Smarter User Experience

• Authentication memory: The app remembers your preferred authentication method (PIN or Touch/Face ID) for 1 minute

• Better error messaging: Clear guidance when scanning QR codes for accounts that aren’t onboarded

• Self-service support: New Issue Resolution Screen helps you troubleshoot common problems before contacting support

iOS-Specific Enhancements

Automatic Biometric Re-enrollment: The app now detects when your device’s TouchID or FaceID settings have changed and prompts you to re-enroll your biometrics to maintain security.

Document Verification Updates

New session status tracking for document uploads:

• Expired: Session was never started by the user

• Abandoned: Session was started but not completed within the time limit

Users will be notified if their verification session expires and guided to start a new one.

Platform Support

• Android compatibility: Now supports Android 14 and Android 15

• Enhanced security: Password visibility toggle during onboarding and authentication to reduce input errors

• Developer improvements: Updated Flutter and React Native plugin support

Log into Windows machines using one-time codes sent via email, SMS, or voice call. This feature introduces robust two-factor authentication (2FA) capabilities for any organization that is currently only using a single factor to authenticate into the workstations.

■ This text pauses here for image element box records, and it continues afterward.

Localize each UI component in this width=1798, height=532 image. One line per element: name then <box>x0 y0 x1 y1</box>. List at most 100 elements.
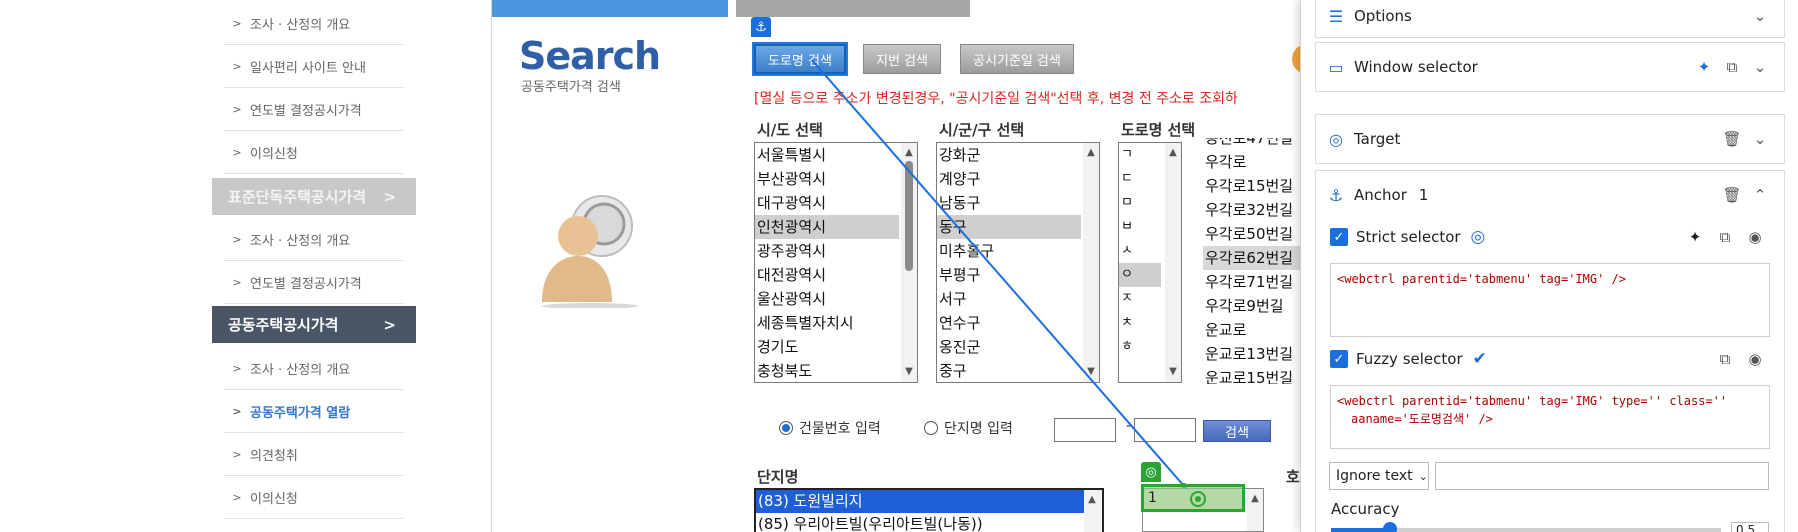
copy-icon[interactable]: ⧉ <box>1710 350 1740 368</box>
sidebar-item-objection-2[interactable]: > 이의신청 <box>224 476 404 519</box>
scroll-up-icon[interactable]: ▲ <box>1083 145 1099 161</box>
sidebar-item-site-guide[interactable]: > 일사편리 사이트 안내 <box>224 45 404 88</box>
target-highlight[interactable]: 1 <box>1141 484 1245 512</box>
list-item[interactable]: 옹진군 <box>937 335 1099 359</box>
scroll-down-icon[interactable]: ▼ <box>901 364 917 380</box>
scroll-up-icon[interactable]: ▲ <box>901 145 917 161</box>
scroll-thumb[interactable] <box>905 161 913 271</box>
list-item[interactable]: 미추홀구 <box>937 239 1099 263</box>
sidebar-item-apartment-view[interactable]: > 공동주택가격 열람 <box>224 390 404 433</box>
sidebar-item-objection[interactable]: > 이의신청 <box>224 131 404 174</box>
radio-icon[interactable] <box>924 421 938 435</box>
list-item-selected[interactable]: ㅇ <box>1119 263 1161 287</box>
chevron-down-icon[interactable]: ⌄ <box>1746 130 1774 148</box>
radio-building-number[interactable]: 건물번호 입력 <box>779 418 881 438</box>
scrollbar[interactable]: ▲ ▼ <box>1165 143 1181 382</box>
search-button[interactable]: 검색 <box>1203 420 1271 442</box>
scroll-up-icon[interactable]: ▲ <box>1247 491 1263 507</box>
sidebar-item-opinion[interactable]: > 의견청취 <box>224 433 404 476</box>
ignore-text-input[interactable] <box>1435 462 1769 490</box>
radio-complex-name[interactable]: 단지명 입력 <box>924 418 1013 438</box>
copy-icon[interactable]: ⧉ <box>1718 58 1746 76</box>
chevron-down-icon[interactable]: ⌄ <box>1746 58 1774 76</box>
fuzzy-selector-code[interactable]: <webctrl parentid='tabmenu' tag='IMG' ty… <box>1330 385 1770 449</box>
chevron-down-icon[interactable]: ⌄ <box>1746 7 1774 25</box>
sidebar-item-survey-overview-3[interactable]: > 조사 · 산정의 개요 <box>224 347 404 390</box>
list-item[interactable]: 우각로 <box>1203 150 1300 174</box>
options-card[interactable]: ☰ Options ⌄ <box>1315 0 1785 38</box>
list-item[interactable]: 경기도 <box>755 335 917 359</box>
list-item[interactable]: 강화군 <box>937 143 1099 167</box>
road-name-listbox[interactable]: 봉천로47번길 우각로 우각로15번길 우각로32번길 우각로50번길 우각로6… <box>1203 138 1300 384</box>
trash-icon[interactable]: 🗑 <box>1718 130 1746 148</box>
list-item[interactable]: 대구광역시 <box>755 191 917 215</box>
complex-listbox[interactable]: (83) 도원빌리지 (85) 우리아트빌(우리아트빌(나동)) ▲ <box>754 488 1104 532</box>
list-item-selected[interactable]: (83) 도원빌리지 <box>756 490 1084 513</box>
list-item[interactable]: 서울특별시 <box>755 143 917 167</box>
list-item[interactable]: 충청북도 <box>755 359 917 382</box>
ignore-text-dropdown[interactable]: Ignore text ⌄ <box>1329 462 1429 490</box>
list-item[interactable]: 우각로50번길 <box>1203 222 1300 246</box>
sido-listbox[interactable]: 서울특별시 부산광역시 대구광역시 인천광역시 광주광역시 대전광역시 울산광역… <box>754 142 918 383</box>
scrollbar[interactable]: ▲ <box>1084 490 1102 532</box>
list-item[interactable]: 우각로32번길 <box>1203 198 1300 222</box>
list-item-selected[interactable]: 우각로62번길 <box>1203 246 1300 270</box>
target-card[interactable]: ◎ Target 🗑 ⌄ <box>1315 114 1785 164</box>
sidebar-item-yearly-price-2[interactable]: > 연도별 결정공시가격 <box>224 261 404 304</box>
scroll-up-icon[interactable]: ▲ <box>1165 145 1181 161</box>
copy-icon[interactable]: ⧉ <box>1710 228 1740 246</box>
list-item[interactable]: 세종특별자치시 <box>755 311 917 335</box>
list-item-selected[interactable]: 인천광역시 <box>755 215 899 239</box>
list-item[interactable]: 우각로9번길 <box>1203 294 1300 318</box>
list-item[interactable]: 연수구 <box>937 311 1099 335</box>
list-item[interactable]: 중구 <box>937 359 1099 382</box>
list-item-selected[interactable]: 동구 <box>937 215 1081 239</box>
fuzzy-selector-checkbox[interactable]: ✓ <box>1330 350 1348 368</box>
scroll-up-icon[interactable]: ▲ <box>1084 492 1100 508</box>
list-item[interactable]: 광주광역시 <box>755 239 917 263</box>
sigungu-listbox[interactable]: 강화군 계양구 남동구 동구 미추홀구 부평구 서구 연수구 옹진군 중구 ▲ … <box>936 142 1100 383</box>
sidebar-item-survey-overview-2[interactable]: > 조사 · 산정의 개요 <box>224 218 404 261</box>
scroll-down-icon[interactable]: ▼ <box>1083 364 1099 380</box>
accuracy-value[interactable]: 0.5 <box>1731 522 1769 532</box>
list-item[interactable]: 운교로13번길 <box>1203 342 1300 366</box>
building-sub-number-input[interactable] <box>1134 418 1196 442</box>
list-item[interactable]: 서구 <box>937 287 1099 311</box>
list-item[interactable]: 봉천로47번길 <box>1203 138 1300 150</box>
list-item[interactable]: 부평구 <box>937 263 1099 287</box>
list-item[interactable]: 우각로15번길 <box>1203 174 1300 198</box>
sidebar-item-yearly-price[interactable]: > 연도별 결정공시가격 <box>224 88 404 131</box>
list-item[interactable]: 남동구 <box>937 191 1099 215</box>
strict-selector-checkbox[interactable]: ✓ <box>1330 228 1348 246</box>
list-item[interactable]: 우각로71번길 <box>1203 270 1300 294</box>
sidebar-section-apartment[interactable]: 공동주택공시가격 > <box>212 306 416 343</box>
trash-icon[interactable]: 🗑 <box>1718 186 1746 204</box>
scroll-down-icon[interactable]: ▼ <box>1165 364 1181 380</box>
sidebar-section-standard-house[interactable]: 표준단독주택공시가격 > <box>212 178 416 215</box>
scrollbar[interactable]: ▲ ▼ <box>1083 143 1099 382</box>
selector-target-icon[interactable]: ✦ <box>1690 58 1718 76</box>
selector-target-icon[interactable]: ✦ <box>1680 228 1710 246</box>
tab-lot-number-search[interactable]: 지번 검색 <box>863 44 941 74</box>
list-item[interactable]: 울산광역시 <box>755 287 917 311</box>
window-selector-card[interactable]: ▭ Window selector ✦ ⧉ ⌄ <box>1315 42 1785 92</box>
strict-selector-code[interactable]: <webctrl parentid='tabmenu' tag='IMG' /> <box>1330 263 1770 337</box>
list-item[interactable]: 부산광역시 <box>755 167 917 191</box>
radio-icon[interactable] <box>779 421 793 435</box>
tab-announce-date-search[interactable]: 공시기준일 검색 <box>960 44 1074 74</box>
building-main-number-input[interactable] <box>1054 418 1116 442</box>
chevron-up-icon[interactable]: ⌃ <box>1746 186 1774 204</box>
tab-road-name-search[interactable]: 도로명 검색 <box>752 42 848 76</box>
eye-icon[interactable]: ◉ <box>1740 350 1770 368</box>
list-item[interactable]: 계양구 <box>937 167 1099 191</box>
doro-initial-listbox[interactable]: ㄱ ㄷ ㅁ ㅂ ㅅ ㅇ ㅈ ㅊ ㅎ ▲ ▼ <box>1118 142 1182 383</box>
sidebar-item-survey-overview[interactable]: > 조사 · 산정의 개요 <box>224 2 404 45</box>
eye-icon[interactable]: ◉ <box>1740 228 1770 246</box>
list-item[interactable]: 대전광역시 <box>755 263 917 287</box>
list-item[interactable]: 운교로15번길 <box>1203 366 1300 384</box>
accuracy-slider-handle[interactable] <box>1382 522 1397 532</box>
scrollbar[interactable]: ▲ ▼ <box>901 143 917 382</box>
scrollbar[interactable]: ▲ <box>1247 489 1263 531</box>
list-item[interactable]: 운교로 <box>1203 318 1300 342</box>
list-item[interactable]: (85) 우리아트빌(우리아트빌(나동)) <box>756 513 1102 532</box>
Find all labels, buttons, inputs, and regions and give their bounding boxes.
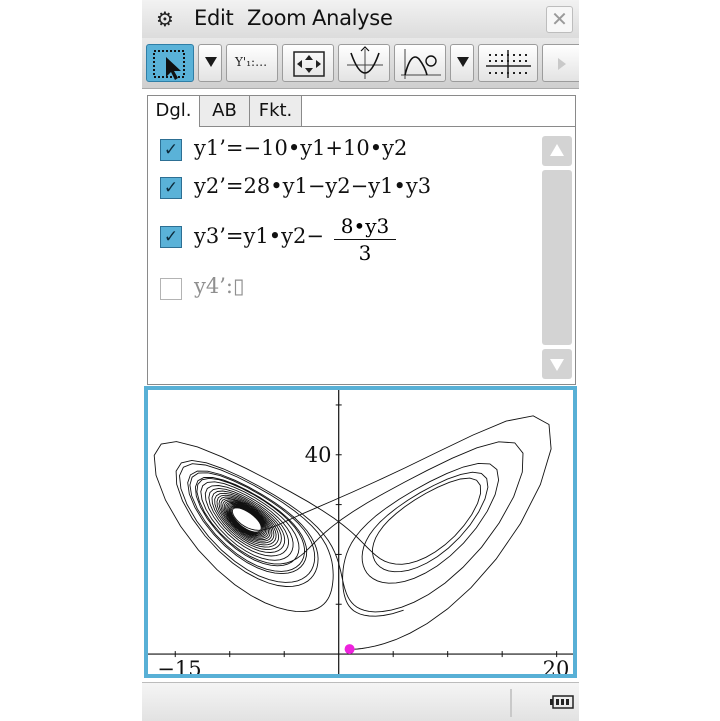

Why One-Time Codes for Windows Login?

Passwords alone are no longer sufficient to protect sensitive data and systems. They can be guessed, stolen, or phished, leaving accounts vulnerable to unauthorized access. By integrating one-time codes into the login process, we add an extra layer of security that ensures only authorized users gain access.

Here’s how it works:

• Step 1: Administrator sets up a policy to allow a select set of users, or users matching certain conditions to authenticate with one-time codes.

• Step 2: During a Windows login, a user enters their username and password.

• Step 3: User chooses how to receive their passcode.

• Step 4: A unique one-time code is sent to their registered email, phone (via SMS), or through a voice call depending on the chosen factor.

• Step 5: The user retrieves the code and enters it to complete the login process.

• Step 6: User is logged into their Windows workstation.

Benefits

1. Enhanced Security: Even if attackers gain access to a user’s password, they cannot log in without the second factor—making it significantly harder for cybercriminals to breach endpoints.

2. User-Friendly Implementation: One-time codes are easy to deploy and use, ensuring minimal disruption for employees who are not carrying their phone or onboarding for the first time. It is also beneficial in scenarios where users need to log in to a remote workstation and require 2FA for enhanced security.

3. Well-suited for Asia-Pacific (APAC) region: OTP based authentication has become deeply integrated into the digital economy in India making adoption easier.

4. Consumer Education: Authentication with OTP’s is a familiar pattern making it a preferred choice for first time users.

The downside of E-mail / SMS Passcodes

It’s important to note that while Email, SMS passcodes are widely supported, many security experts recommend using more secure methods like authenticator apps or hardware tokens, when possible, as SMS can be vulnerable to interception. Check out our other Passwordless authentication methods for Windows Workstations for a more robust implementation.